In the front three, Callum O’Dowda showed some composed and classy touches, but in general he, Scott Hogan and Ronan Curtis were struggling to affect the game. Bulgaria showed the same stubborn determination to play out from the back that had proven so suicidal in their qualifier against England last Saturday – left-back Georgi Pashov at one point dribbled straight out of play for a corner – but Ireland’s forwards could not punish them as Raheem Sterling had at Wembley.

Hogan in particular has not had much luck with Ireland, but on 57 minutes he showed selflessness to tee up the opening goal for Browne. Curtis shot from the edge of the area, Hristo Ivanov got down low to save, but Hogan pounced on the loose ball and knocked it across goal for Browne to tap in.

Ireland’s lead didn’t last long as an unforced error by Cyrus Christie allowed Bulgaria to steal the ball in Ireland’s penalty area and John Egan brought down Bozhidar Kraev. The penalty was dispatched unerringly by Ivelin Popov.

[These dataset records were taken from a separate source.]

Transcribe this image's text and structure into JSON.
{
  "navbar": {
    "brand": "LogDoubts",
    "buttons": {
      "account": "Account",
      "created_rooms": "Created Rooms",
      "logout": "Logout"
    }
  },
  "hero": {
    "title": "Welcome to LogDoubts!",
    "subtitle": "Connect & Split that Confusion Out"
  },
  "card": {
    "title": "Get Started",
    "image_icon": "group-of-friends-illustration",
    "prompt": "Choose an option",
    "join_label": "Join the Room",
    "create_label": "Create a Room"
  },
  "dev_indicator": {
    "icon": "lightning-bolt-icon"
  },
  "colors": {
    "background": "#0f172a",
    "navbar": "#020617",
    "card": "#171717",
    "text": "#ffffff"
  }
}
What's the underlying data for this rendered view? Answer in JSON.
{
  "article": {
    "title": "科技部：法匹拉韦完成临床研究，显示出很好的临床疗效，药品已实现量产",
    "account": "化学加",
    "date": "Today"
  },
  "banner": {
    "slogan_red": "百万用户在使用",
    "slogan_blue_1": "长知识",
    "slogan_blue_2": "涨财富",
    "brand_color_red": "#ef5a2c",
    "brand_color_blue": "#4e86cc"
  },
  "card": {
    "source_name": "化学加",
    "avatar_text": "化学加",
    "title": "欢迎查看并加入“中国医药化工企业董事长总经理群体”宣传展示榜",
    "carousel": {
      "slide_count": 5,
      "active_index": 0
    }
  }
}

But Ireland kept up the tempo and Jack Byrne, a popular introduction for Alan Judge on the hour mark, flighted an inswinging corner that was headed in by Kevin Long.

Byrne played well in the half hour he got, showing his ability to receive the ball on the half-turn and make things happen with quick positive passes. Once such move created a chance for substitute striker James Collins, but he couldn’t quite reach Byrne’s cross from the right channel.

Collins did connect with Enda Stevens’ cross a few minutes later, stretching and poking a far-post finish past Ivanov for his first Ireland goal.

By the end of the game Ireland had had 60 per cent of the ball, compared to 40 per cent against Switzerland and 37 per cent against Denmark. Of course Bulgaria are not remotely in the class of those opponents, but that doesn’t mean the evidence of this performance should be discounted completely. The Irish midfield looked sharper and better-balanced than the supposed first choice combination had last Thursday, and it will be up to McCarthy to decide how much of that is because the opposition were weak, and how much of it was because the new players played well.

The Ireland manager is only under contract until the end of this campaign, and may therefore be disinclined to try anything radical in the few games he has left. But why persist with something that isn’t working? As the under-21s thrilling comeback in Sweden showed, change is coming in Irish football, and soon. The chance is still there for McCarthy to be a part of it.

As for the experimental full-back Hourihane, he was not tested defensively by Bulgaria and it would be difficult to argue after tonight that he had proved his mettle in that position. But then what happened at left-back was never really the point.